Ce petit Lebanski a tout d’un grand !

Non mais on peut être petit, mesurer 1,47m et être un bonhomme plein de rage, de secrets et de principes. Les emmerdes, il va les cueillir, histoire de ne pas se laisser marcher sur ses petites cannes… La rage il a certainement plus, quand le regard des autres glisse plus bas pour le voir et que le dédain se peint sur les lèvres. Non mais tu imagine le tableau !

Je ne vais pas tourner autour du pot ! J’ai passé un très bon moment avec ce personnage haut en couleur et au verbiage affûté, digne des tripots parisiens. Cette gouaille argotique qui manque parfois dans certains bouquins qui se prennent trop au sérieux. L’argot n’est pas facile à manier et encore moins à comprendre et puis on pense qu’il est passé de mode, pourtant ici, l’auteur lui redonne ses lettres de noblesses.

J’ai été déstabilisée au départ, eh bien oui Stéphane Chamak bouleverse un peu tes données et mine de rien tu sors de ta zone de confort et c’est plutôt jouissif !

Ceux qui crieront au scandale, soyez prévenus, ce n’est pas de la grande littérature, mais l’auteur n’en a pas la prétention. Il prête se plume pour vous faire passer un moment agréable. Et il réussi le bougre ! Je me suis retrouvée dans l’ascenseur au boulot et j’étais tellement plongée dans ma lecture que j’ai éclaté de rire ! Impossible de m’arrêter ! Mais punaise les personnages, sont des potes à toi, Stéphane ? Na mais sérieux, c’est trop vrai pour que ce soit une invention…

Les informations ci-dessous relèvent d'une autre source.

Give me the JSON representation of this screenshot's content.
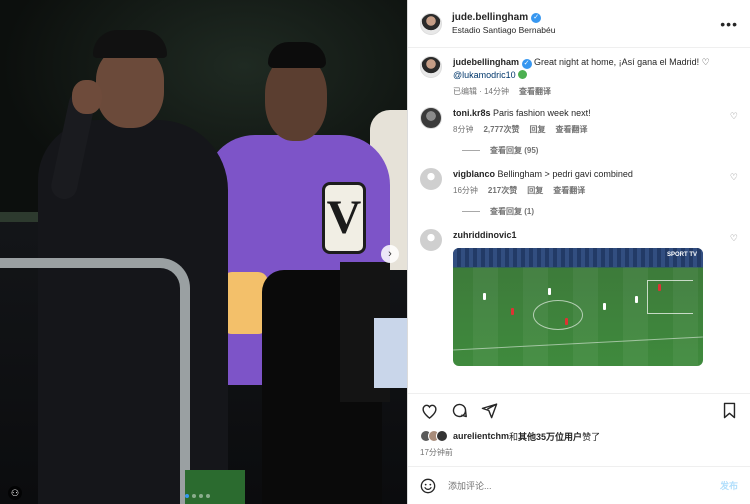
{
  "post": {
    "username": "jude.bellingham",
    "location": "Estadio Santiago Bernabéu",
    "more_label": "•••"
  },
  "media": {
    "next_label": "›",
    "tag_label": "⚇",
    "carousel_count": 4,
    "active_index": 0
  },
  "caption": {
    "username": "judebellingham",
    "text": "Great night at home, ¡Así gana el Madrid!",
    "mention": "@lukamodric10",
    "edited_label": "已编辑",
    "time": "14分钟",
    "translate": "查看翻译"
  },
  "comments": [
    {
      "username": "toni.kr8s",
      "text": "Paris fashion week next!",
      "time": "8分钟",
      "likes": "2,777次赞",
      "reply": "回复",
      "translate": "查看翻译",
      "replies_label": "查看回复 (95)"
    },
    {
      "username": "vigblanco",
      "text": "Bellingham > pedri gavi combined",
      "time": "16分钟",
      "likes": "217次赞",
      "reply": "回复",
      "translate": "查看翻译",
      "replies_label": "查看回复 (1)"
    },
    {
      "username": "zuhriddinovic1",
      "text": "",
      "media_logo": "SPORT TV"
    }
  ],
  "likes": {
    "first_liker": "aurelientchm",
    "connector": "和",
    "others": "其他35万位用户",
    "suffix": "赞了"
  },
  "post_time": "17分钟前",
  "composer": {
    "placeholder": "添加评论...",
    "post_label": "发布"
  },
  "icons": {
    "heart": "heart-icon",
    "comment": "comment-icon",
    "share": "share-icon",
    "save": "bookmark-icon",
    "emoji": "smile-icon"
  },
  "colors": {
    "accent": "#3797f0",
    "muted": "#737373",
    "post_disabled": "#b2dffc"
  }
}
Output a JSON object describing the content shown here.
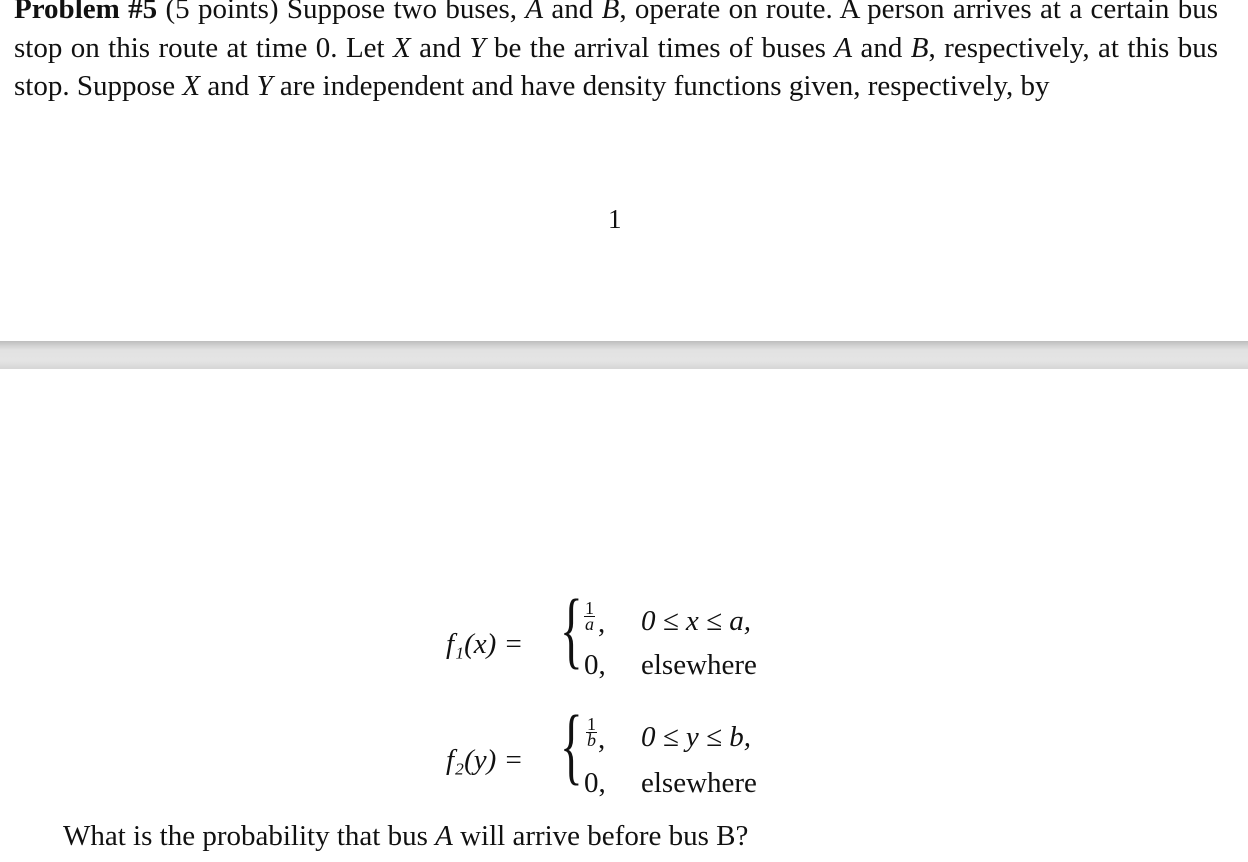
{
  "document": {
    "problem_label": "Problem #5",
    "points": "(5 points)",
    "intro_parts": {
      "t1": " Suppose two buses, ",
      "A": "A",
      "t2": " and ",
      "B": "B",
      "t3": ", operate on route. A person arrives at a certain bus stop on this route at time 0. Let ",
      "X": "X",
      "t4": " and ",
      "Y": "Y",
      "t5": " be the arrival times of buses ",
      "A2": "A",
      "t6": " and ",
      "B2": "B",
      "t7": ", respectively, at this bus stop. Suppose ",
      "X2": "X",
      "t8": " and ",
      "Y2": "Y",
      "t9": " are independent and have density functions given, respectively, by"
    },
    "page_number": "1",
    "equations": [
      {
        "lhs": "f₁(x) =",
        "case1_num": "1",
        "case1_den": "a",
        "case1_cond": "0 ≤ x ≤ a,",
        "case2_val": "0,",
        "case2_cond": "elsewhere"
      },
      {
        "lhs": "f₂(y) =",
        "case1_num": "1",
        "case1_den": "b",
        "case1_cond": "0 ≤ y ≤ b,",
        "case2_val": "0,",
        "case2_cond": "elsewhere"
      }
    ],
    "question_parts": {
      "q1": "What is the probability that bus ",
      "A": "A",
      "q2": " will arrive before bus B?"
    }
  }
}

Voilà l’effet Chamak ! C’est comme un boomerang qui te revient en pleine face, tu passe par toutes les étapes. Au début, tu te dis : « na mais, il a écrit avec ses pieds ? » Pour au final te dire : « Waouh ! Je me suis régalée, j’ai ris et j’en redemande !  » Bon franchement, je ne lirais pas tout le temps ce type de plume familière, mais je veux bien continuer à lire du Chamak ! Parce qu’il le fait bien.

La psychologie des personnages est soignée, avec des descriptions loufoques, farfelues, mais tellement réelles que je me suis prise d’affection pour la team Lebanski. Une team un peu barge, mais qui colle à certaines personnes que l’on peut rencontrer.

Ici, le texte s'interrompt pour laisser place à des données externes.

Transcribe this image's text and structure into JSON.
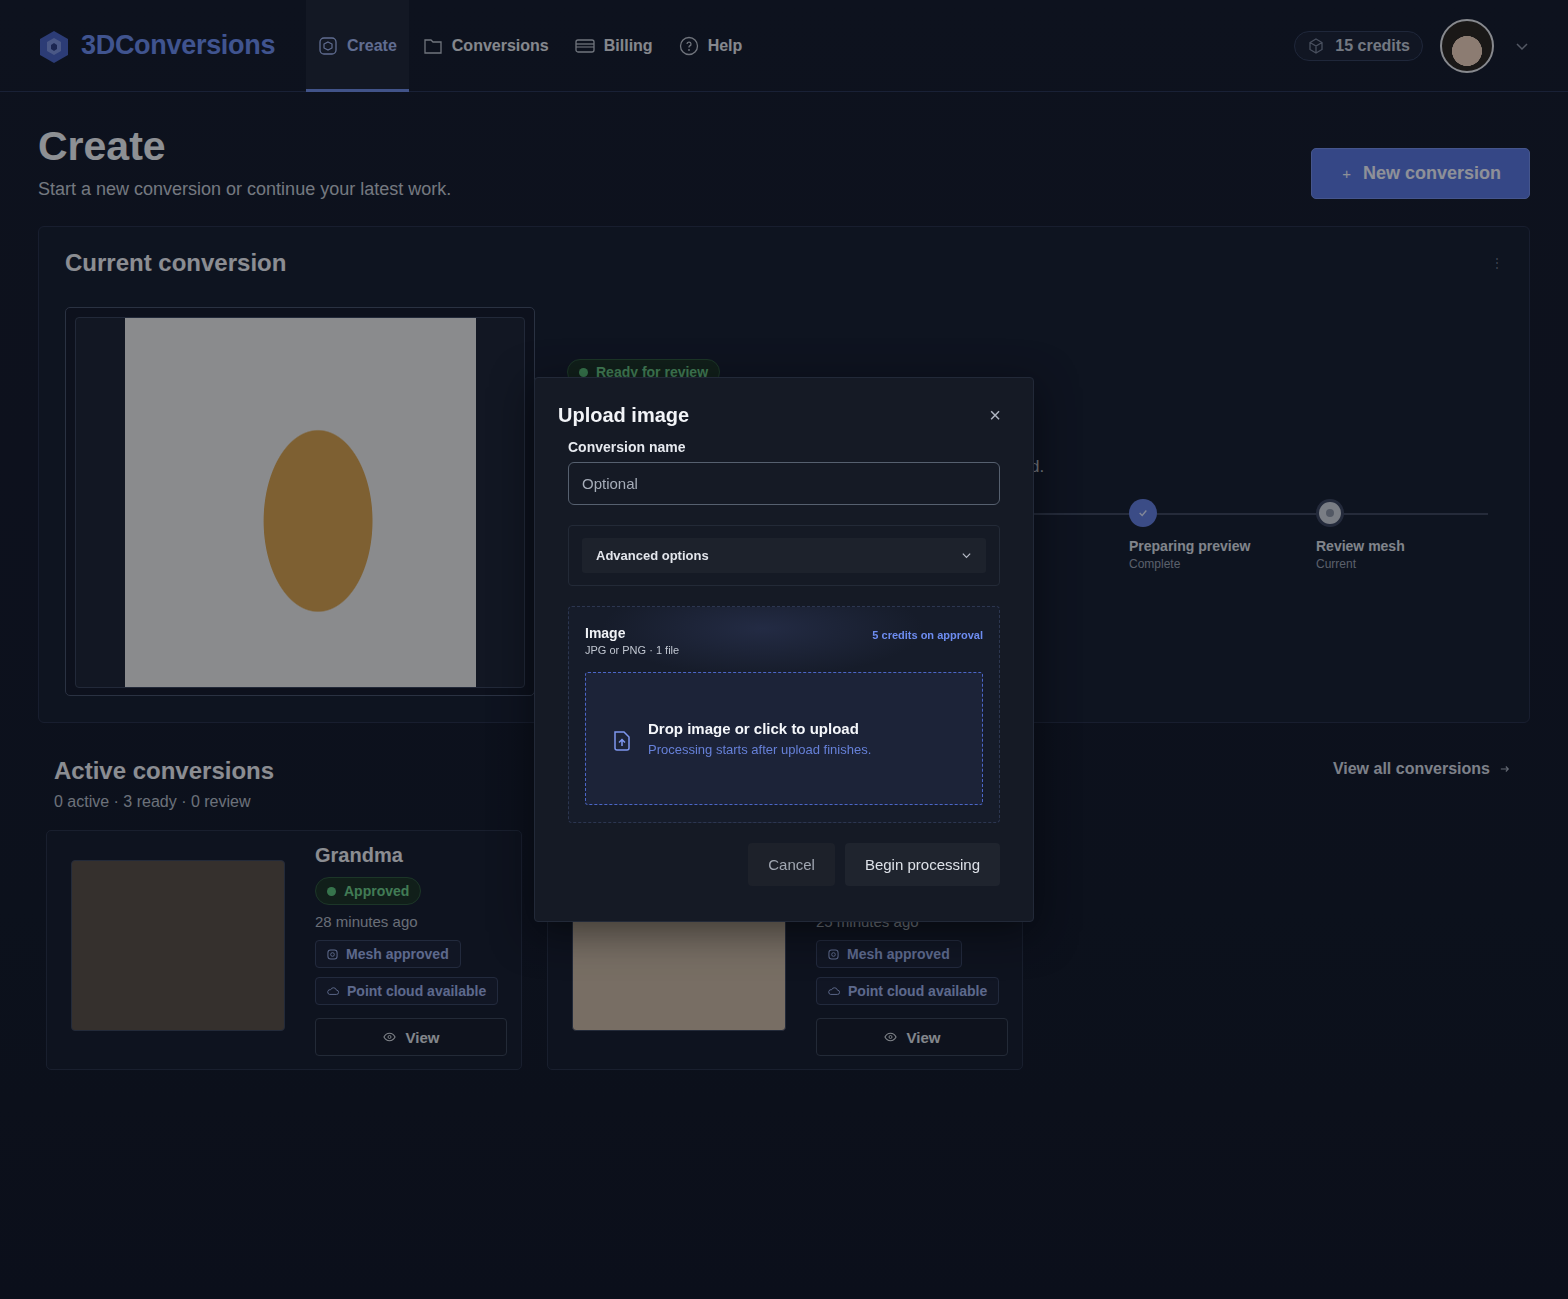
{
  "app": {
    "name": "3DConversions"
  },
  "nav": [
    {
      "label": "Create",
      "selected": true,
      "icon": "cube"
    },
    {
      "label": "Conversions",
      "selected": false,
      "icon": "folder"
    },
    {
      "label": "Billing",
      "selected": false,
      "icon": "card"
    },
    {
      "label": "Help",
      "selected": false,
      "icon": "help"
    }
  ],
  "credits": "15 credits",
  "page": {
    "title": "Create",
    "subtitle": "Start a new conversion or continue your latest work.",
    "new_button": "New conversion",
    "new_button_icon": "+"
  },
  "current": {
    "title": "Current conversion",
    "menu_icon": "⋮",
    "status": "Ready for review",
    "description_tail": "d.",
    "steps": [
      {
        "label": "Preparing preview",
        "sub": "Complete",
        "state": "complete"
      },
      {
        "label": "Review mesh",
        "sub": "Current",
        "state": "current"
      }
    ]
  },
  "active": {
    "title": "Active conversions",
    "summary": "0 active · 3 ready · 0 review",
    "view_all": "View all conversions",
    "cards": [
      {
        "name": "Grandma",
        "status": "Approved",
        "time": "28 minutes ago",
        "chips": [
          "Mesh approved",
          "Point cloud available"
        ],
        "action": "View",
        "photo": "#5b5048"
      },
      {
        "time": "25 minutes ago",
        "chips": [
          "Mesh approved",
          "Point cloud available"
        ],
        "action": "View",
        "photo": "#cdbba6"
      }
    ]
  },
  "modal": {
    "title": "Upload image",
    "close": "×",
    "name_label": "Conversion name",
    "name_placeholder": "Optional",
    "advanced": {
      "label": "Advanced options",
      "expanded": false
    },
    "image": {
      "label": "Image",
      "hint": "JPG or PNG · 1 file",
      "cost": "5 credits on approval",
      "drop_title": "Drop image or click to upload",
      "drop_hint": "Processing starts after upload finishes."
    },
    "buttons": [
      {
        "label": "Cancel",
        "kind": "secondary"
      },
      {
        "label": "Begin processing",
        "kind": "primary"
      }
    ]
  }
}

C’est ce qui fait la particularité de ce bouquin. Cette réalité, dans les descriptions, dans les mots que l’auteur utilise.

Pour peu que l’on connaisse Paris, on a le sentiment de se balader dans ses rues. Ces rues que je connais et cela rend l’intrigue encore plus crédible.

On a la sensation que l’auteur ne s’est pas donné beaucoup de mal en couchant ces mots, pourtant il est beaucoup plus difficile de donner vie à des personnages atypiques avec un humour drolatique, le tout avec une fluidité incroyable.

Lorsque Lebanski raconte son aventure, tout coule de source et c’est comme s’il se trouvait face à nous. Comme un pote qui te raconte l’histoire incroyable qu’il a vécu !

Lebanski est un drôle de bougre, un tendre qui se soigne, mais il est dans une sacrée merde, pourtant il sait rebondir… Dans tous les sens du terme… Qui s’y frotte, s’y pique…

Ici tout est dans le phrasé que l’auteur utilise. C’est finement drôle et on ne peut pas rester indifférent. Un humour noir, qui colle à la peau et quand on aime ça, c’est du pur bonheur. La seule qui m’a vraiment déstabilisée est l’absence de négation, mais la gouaille de Lebanski a réussie à ne plus la rendre indispensable.

« Jacky alias Godwin prétendait à qui voulait l’entendre qu’à chaque cigarette qu’on grillait, Dieu nous enlevait sept minutes de notre vie et les rajoutait à Michel Drucker. »

Il y a aussi, cette tendresse sous-jacente. Cette tendresse dont Lebanski est en manque. Il la cherche… Le bouquin est parsemé de passages en italique, qui apportent un éclairage sur cet homme et son histoire. Une histoire d’une grande sensibilité.

Des tiroirs qu’on ouvre et dont on découvre le contenu. Deux histoires qui se télescopent et qui en fin de compte vont faire grandir ce petit Lebanski. Et ça le rend encore plus réel.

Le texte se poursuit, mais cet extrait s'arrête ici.